第4章 【育児編】
そんなことに鼻息荒く息巻く海人って、不思議やな〜
と思いながら隣におる海人をまじまじと観察する。
普通さ、仕事もプライベートも一緒におったら
飽きるって思うやん?それにほら、よぉ言うやん。
夫婦で美容室やっとる人らとか四六時中一緒に
おったら嫌になるとか、おんなじ仕事しとるせいで
普通やったら見んでもいい嫌なとこが目に入るとか。
けどさ、何年一緒におっても海人って…飽きんのよ。
嫌なとこ目に入るどころか、仕事への向き合い方とか
ひたむきなとことかめちゃくちゃかっこいいし、
周りの人への接し方とか優しすぎるんよ。

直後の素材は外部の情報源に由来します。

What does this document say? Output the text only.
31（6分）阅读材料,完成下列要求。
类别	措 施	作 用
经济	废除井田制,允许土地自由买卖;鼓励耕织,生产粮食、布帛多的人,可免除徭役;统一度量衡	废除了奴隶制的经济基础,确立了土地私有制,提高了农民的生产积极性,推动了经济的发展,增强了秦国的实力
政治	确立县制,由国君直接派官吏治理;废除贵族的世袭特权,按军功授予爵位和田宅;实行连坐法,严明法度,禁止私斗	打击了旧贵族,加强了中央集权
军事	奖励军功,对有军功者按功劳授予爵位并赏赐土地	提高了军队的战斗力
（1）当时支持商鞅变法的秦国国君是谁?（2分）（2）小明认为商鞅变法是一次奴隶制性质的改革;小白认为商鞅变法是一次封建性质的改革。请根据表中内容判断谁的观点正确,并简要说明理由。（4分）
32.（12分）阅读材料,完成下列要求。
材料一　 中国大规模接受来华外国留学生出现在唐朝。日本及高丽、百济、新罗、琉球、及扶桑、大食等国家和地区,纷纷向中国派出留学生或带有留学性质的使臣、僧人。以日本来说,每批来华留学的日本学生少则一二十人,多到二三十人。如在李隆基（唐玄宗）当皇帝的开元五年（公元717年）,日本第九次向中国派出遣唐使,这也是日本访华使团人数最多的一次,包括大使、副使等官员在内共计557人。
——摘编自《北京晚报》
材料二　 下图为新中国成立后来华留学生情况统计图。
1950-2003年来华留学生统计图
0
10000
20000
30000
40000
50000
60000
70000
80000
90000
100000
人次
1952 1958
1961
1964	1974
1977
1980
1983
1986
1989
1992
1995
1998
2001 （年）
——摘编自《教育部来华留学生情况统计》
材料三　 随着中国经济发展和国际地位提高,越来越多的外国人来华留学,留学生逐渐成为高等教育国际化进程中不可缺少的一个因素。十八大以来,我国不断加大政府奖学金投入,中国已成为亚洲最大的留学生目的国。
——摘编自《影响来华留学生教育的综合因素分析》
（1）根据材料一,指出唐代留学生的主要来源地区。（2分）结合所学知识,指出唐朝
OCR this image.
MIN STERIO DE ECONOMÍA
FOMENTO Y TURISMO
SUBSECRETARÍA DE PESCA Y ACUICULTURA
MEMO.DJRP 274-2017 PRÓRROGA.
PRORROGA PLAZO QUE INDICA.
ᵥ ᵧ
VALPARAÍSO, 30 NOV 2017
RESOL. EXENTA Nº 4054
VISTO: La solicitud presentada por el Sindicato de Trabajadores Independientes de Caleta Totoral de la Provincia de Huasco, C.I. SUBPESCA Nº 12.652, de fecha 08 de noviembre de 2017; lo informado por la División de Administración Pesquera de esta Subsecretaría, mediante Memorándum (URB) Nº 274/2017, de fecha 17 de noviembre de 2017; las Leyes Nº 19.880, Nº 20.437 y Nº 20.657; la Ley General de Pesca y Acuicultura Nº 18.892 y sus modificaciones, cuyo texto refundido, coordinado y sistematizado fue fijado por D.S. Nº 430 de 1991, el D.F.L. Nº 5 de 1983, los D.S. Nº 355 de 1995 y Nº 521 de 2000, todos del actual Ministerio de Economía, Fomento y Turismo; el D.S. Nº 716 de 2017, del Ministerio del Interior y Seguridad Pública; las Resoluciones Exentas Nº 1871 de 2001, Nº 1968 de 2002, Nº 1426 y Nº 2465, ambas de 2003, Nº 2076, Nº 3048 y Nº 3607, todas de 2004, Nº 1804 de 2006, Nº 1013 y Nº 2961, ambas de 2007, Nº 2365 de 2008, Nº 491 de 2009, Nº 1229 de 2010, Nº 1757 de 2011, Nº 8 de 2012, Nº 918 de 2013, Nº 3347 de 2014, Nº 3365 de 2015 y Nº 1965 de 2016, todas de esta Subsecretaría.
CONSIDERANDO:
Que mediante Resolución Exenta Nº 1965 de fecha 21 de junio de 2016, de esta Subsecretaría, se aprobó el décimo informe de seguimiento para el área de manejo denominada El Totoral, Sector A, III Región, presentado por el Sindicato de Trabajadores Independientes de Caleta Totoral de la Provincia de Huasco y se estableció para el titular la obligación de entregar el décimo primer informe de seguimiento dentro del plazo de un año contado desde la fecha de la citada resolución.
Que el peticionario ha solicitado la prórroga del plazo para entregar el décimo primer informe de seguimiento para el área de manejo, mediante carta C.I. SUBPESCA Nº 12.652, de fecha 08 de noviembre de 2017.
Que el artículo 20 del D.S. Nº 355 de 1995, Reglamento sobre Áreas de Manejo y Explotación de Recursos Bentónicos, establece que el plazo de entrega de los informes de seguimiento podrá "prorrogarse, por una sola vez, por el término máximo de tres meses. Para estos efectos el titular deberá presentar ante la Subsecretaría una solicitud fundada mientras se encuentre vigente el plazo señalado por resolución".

俺が背中に
雪だるまスリスリした時も全然怒らんかったし。
あれ、絶対普通の人にやったらイラッとするやん 笑
少なくとも俺がやられたらイラッとする思うけど、
海人のあの反応はヤバかったよなぁ…笑
…え、待って?海人の思い出し嬉しバカにできん
くらい、俺も思い出し萌えしてしまっとるんやけど
まぁえぇわ。
あと…、単純にパフォーマンスしとる海人って
ズルいくらいエグカッコいいから
ライブ後、抱かれたなんのよ。
やから、変な話…
ライブやったらレスなんか一発で解消する気がするわ。
「え、だってさ、廉ってオレじゃない人とは表でも
仲良しアピールするくせに、オレとのことは
あんまのせてくんないじゃん!!
その廉がああやってファンの子に見せてくれて
マジ嬉しかったかんね?ほんと、あの頃泣くくらい
仕事と実習の両立辛くてさ、あの廉を励みに
乗り越えた感あるから!!」
その頃のオレはΩであることを秘密にしていた
廉のために仕事の合間を縫って、
看護師資格を取るために実習にはげんでいた時期で。
いま冷静になって考えるとその頃のオレ達はまだ
想いを伝え合ってすらなくて、廉に受け入れてもらえる
保証なんかどこにもなかったのに、よくそこまで
がむしゃらに頑張れたよなって自分でも思うんだけど、
なんでだろう…
廉にはオレだし、オレには廉、っていう
絶対的な自信だけはあったんだよね…。
2人で活動していくうちに日に日に
廉に大切にしてもらってるなぁって。
オレも同じくらい廉を大切にしたいなぁって。
その気持ちがあったから
廉のためだったら何だってできるって
何だってしたいって本気でそう思ってたんだ。